The online P2P market began in the middle of the last decade and has grown beyond the fad stage as P2P lending platforms have proliferated and the amount of money flowing into the space, particularly from institutional players such as hedge funds, endowments, pension funds and the like, has increased exponentially. According to industry statistics, online P2P lending platforms originated roughly $9 billion in loans last year, up from $100 million in 2009.

Some people predict that number could zoom to $1 trillion within 10 years. And now that Goldman Sachs plans to start its own online lending platform to compete against entrenched leaders including Lending Club and Prosper Marketplace Inc., it’s kind of like the Good Housekeeping Seal that says, “Hey, this is legit.”

The P2P space is an area financial advisors are tiptoeing into. Jeff Nauta, a principal at Henrickson Nauta Wealth Advisors in Belmont, Mich., says his first real exposure to P2P lending came a few years ago when a client who operates in investment banking circles suggested the firm should look into this asset class. “My initial thought was there’s no way we’re going to invest client money in P2P lending because it seemed too risky to make uncollateralized loans to individuals.” (Many P2P loans, such as those on the Lending Club and Prosper platforms, are unsecured.)

But to satisfy the client, Nauta’s firm contacted a hedge fund the client recommended, Colchis Capital Management in San Francisco, which runs the Colchis P2P Income Fund investing on the Lending Club and Prosper platforms.
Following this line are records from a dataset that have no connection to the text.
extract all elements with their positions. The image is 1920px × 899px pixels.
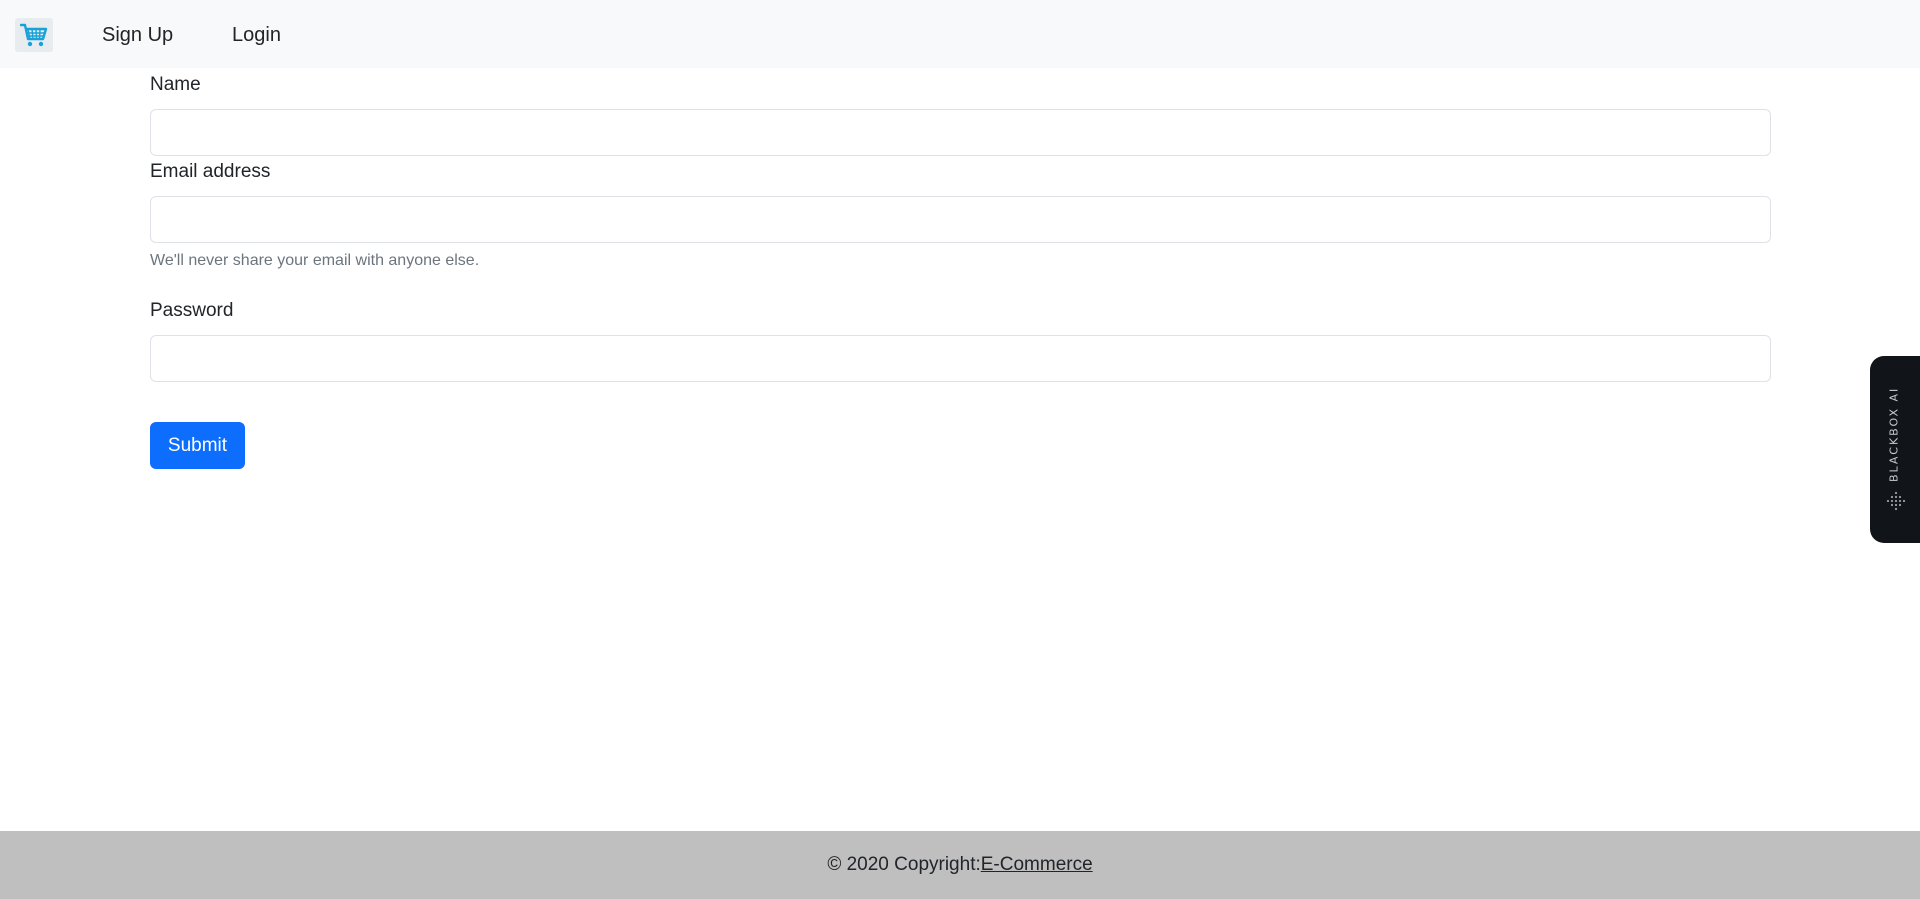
nav-link-sign-up[interactable]: Sign Up (102, 22, 173, 48)
password-input[interactable] (150, 335, 1771, 382)
name-input[interactable] (150, 109, 1771, 156)
blackbox-ai-label: BLACKBOX AI (1887, 386, 1901, 482)
footer-link-e-commerce[interactable]: E-Commerce (981, 854, 1093, 876)
name-label: Name (150, 74, 201, 95)
submit-button[interactable]: Submit (150, 422, 245, 469)
navbar: Sign Up Login (0, 0, 1920, 68)
email-input[interactable] (150, 196, 1771, 243)
shopping-cart-icon (20, 23, 48, 47)
nav-link-login[interactable]: Login (232, 22, 281, 48)
brand-logo[interactable] (15, 18, 53, 52)
password-label: Password (150, 300, 234, 321)
email-label: Email address (150, 161, 271, 182)
footer: © 2020 Copyright: E-Commerce (0, 831, 1920, 899)
copyright-text: © 2020 Copyright: (827, 854, 981, 875)
blackbox-ai-widget[interactable]: BLACKBOX AI (1870, 356, 1920, 543)
dot-grid-icon (1886, 491, 1906, 511)
email-help-text: We'll never share your email with anyone… (150, 252, 480, 269)
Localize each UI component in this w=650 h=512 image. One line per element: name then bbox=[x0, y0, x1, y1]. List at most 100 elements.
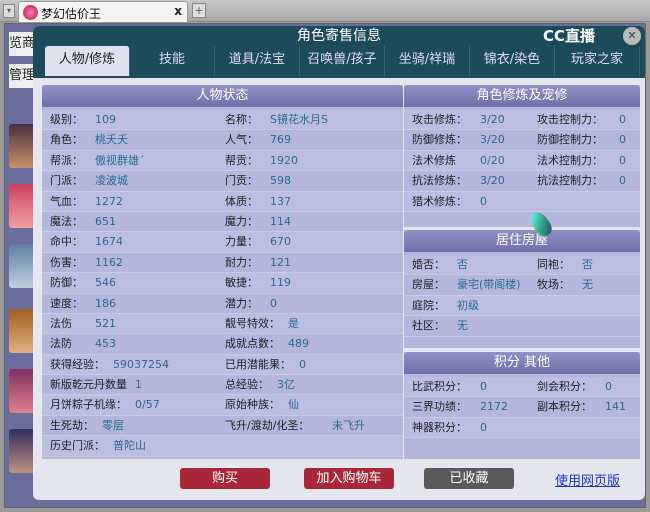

Colchis educated Nauta’s firm about its proprietary data feeds with those platforms, about the software it developed to bid on loans and about P2P lending in general.

Nauta liked what he heard, and today at his firm qualified clients who have at least $5 million in investable assets have a dedicated allocation to P2P lending ranging from 2% to 6%—that is, if the clients are comfortable with this type of investment. “We have some clients who just can’t get over the hump of this asset class,” he says.

So far, he’s pleased with P2P’s ROI for his clients, noting that the Colchis fund has had consistent returns of 0.7% to 0.9% a month. “Our goal is an annualized return of 9%,” Nauta says.

“We consider P2P lending to be a fixed-income alternative and we put it into the alternative sleeve of client portfolios,” he adds. “We want to be clear with clients that we’re investing in a hedge fund with limited liquidity, and even though it’s a fixed-income alternative, it’s not your government bond fund.”

For lower-net-worth clients, Nauta has been kicking the tires on the managed account platform offered by NSR Invest, a Denver-based outfit that was created earlier this year after a merger of two entities staffed by P2P lending veterans.